Senator Mulherin called for some sort of subsidy to be introduced over the next six weeks to alleviate some of the burden that is facing farmers who lost animals.

Because clearly there is a crisis in relation to where animals have been fed, but it is not adequate or not quality feed that they have been receiving.

Statistics

However, Minister Creed stated that it is important to “ground the issue in facts”.

Addressing the meeting, he explained: “Mortality figures for January and February 2018 show a small increase compared to 2017; the 2018 figure is slightly lower than the 2016 figure for January and February.

“Now we did have Storm Emma and the associated fallen animals with that. We do not have definitive figures yet for March and I am aware of anecdotal evidence myself in terms of increased activity in knackeries.

The perception for people listening from the outside to these figures and to that story is that cattle are dying on farms from lack of nutrition and that’s not the case.

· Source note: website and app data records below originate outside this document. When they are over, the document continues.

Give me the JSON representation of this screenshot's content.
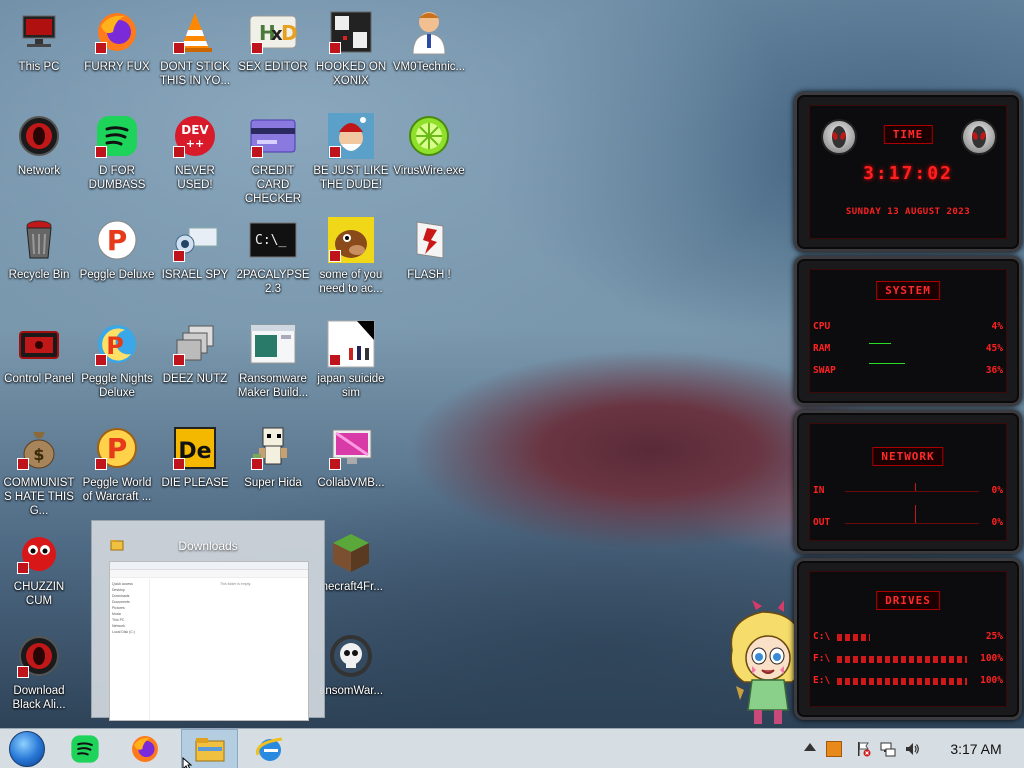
{
  "desktop": {
    "icons": [
      {
        "label": "This PC",
        "icon": "computer-icon"
      },
      {
        "label": "FURRY FUX",
        "icon": "firefox-icon"
      },
      {
        "label": "DONT STICK THIS IN YO...",
        "icon": "vlc-icon"
      },
      {
        "label": "SEX EDITOR",
        "icon": "hxd-icon"
      },
      {
        "label": "HOOKED ON XONIX",
        "icon": "xonix-icon"
      },
      {
        "label": "VM0Technic...",
        "icon": "doctor-icon"
      },
      {
        "label": "Network",
        "icon": "alien-network-icon"
      },
      {
        "label": "D FOR DUMBASS",
        "icon": "spotify-like-icon"
      },
      {
        "label": "NEVER USED!",
        "icon": "devcpp-icon"
      },
      {
        "label": "CREDIT CARD CHECKER",
        "icon": "credit-card-icon"
      },
      {
        "label": "BE JUST LIKE THE DUDE!",
        "icon": "santa-icon"
      },
      {
        "label": "VirusWire.exe",
        "icon": "limewire-icon"
      },
      {
        "label": "Recycle Bin",
        "icon": "recycle-bin-icon"
      },
      {
        "label": "Peggle Deluxe",
        "icon": "peggle-icon"
      },
      {
        "label": "ISRAEL SPY",
        "icon": "spy-icon"
      },
      {
        "label": "2PACALYPSE 2.3",
        "icon": "terminal-icon"
      },
      {
        "label": "some of you need to ac...",
        "icon": "dog-icon"
      },
      {
        "label": "FLASH !",
        "icon": "flash-icon"
      },
      {
        "label": "Control Panel",
        "icon": "control-panel-icon"
      },
      {
        "label": "Peggle Nights Deluxe",
        "icon": "peggle-nights-icon"
      },
      {
        "label": "DEEZ NUTZ",
        "icon": "stack-icon"
      },
      {
        "label": "Ransomware Maker Build...",
        "icon": "window-icon"
      },
      {
        "label": "japan suicide sim",
        "icon": "japan-sim-icon"
      },
      {
        "label": "COMMUNISTS HATE THIS G...",
        "icon": "money-bag-icon"
      },
      {
        "label": "Peggle World of Warcraft ...",
        "icon": "peggle-wow-icon"
      },
      {
        "label": "DIE PLEASE",
        "icon": "de-icon"
      },
      {
        "label": "Super Hida",
        "icon": "pixel-character-icon"
      },
      {
        "label": "CollabVMB...",
        "icon": "monitor-icon"
      },
      {
        "label": "CHUZZIN CUM",
        "icon": "chuzzle-icon"
      },
      {
        "label": "inecraft4Fr...",
        "icon": "minecraft-icon"
      },
      {
        "label": "Download Black Ali...",
        "icon": "alien-download-icon"
      },
      {
        "label": "ansomWar...",
        "icon": "skull-icon"
      }
    ]
  },
  "thumbnail": {
    "title": "Downloads",
    "sidebar": [
      "Quick access",
      "Desktop",
      "Downloads",
      "Documents",
      "Pictures",
      "Music",
      "This PC",
      "Network",
      "Local Disk (C:)"
    ],
    "empty_text": "This folder is empty."
  },
  "widget": {
    "time": {
      "title": "TIME",
      "clock": "3:17:02",
      "date": "SUNDAY 13 AUGUST 2023"
    },
    "system": {
      "title": "SYSTEM",
      "rows": [
        {
          "key": "CPU",
          "value": "4%",
          "level": 0.04
        },
        {
          "key": "RAM",
          "value": "45%",
          "level": 0.45
        },
        {
          "key": "SWAP",
          "value": "36%",
          "level": 0.36
        }
      ]
    },
    "network": {
      "title": "NETWORK",
      "rows": [
        {
          "key": "IN",
          "value": "0%"
        },
        {
          "key": "OUT",
          "value": "0%"
        }
      ]
    },
    "drives": {
      "title": "DRIVES",
      "rows": [
        {
          "key": "C:\\",
          "value": "25%",
          "level": 0.25
        },
        {
          "key": "F:\\",
          "value": "100%",
          "level": 1.0
        },
        {
          "key": "E:\\",
          "value": "100%",
          "level": 1.0
        }
      ]
    }
  },
  "taskbar": {
    "clock": "3:17 AM",
    "buttons": [
      "start-orb",
      "spotify-like",
      "firefox",
      "file-explorer",
      "internet-explorer"
    ]
  }
}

“There is no reason for any animal on any farm to die from malnutrition. I do expect – because of Storm Emma and associated problems with that – that there will be a surge in March. But, we have nothing to suggest that we are dealing with a calamitous increase.

“The critical point is that for farmers that face difficulties, there is help available – either through the co-op, Teagasc or the district veterinary offices,” Minister Creed concluded.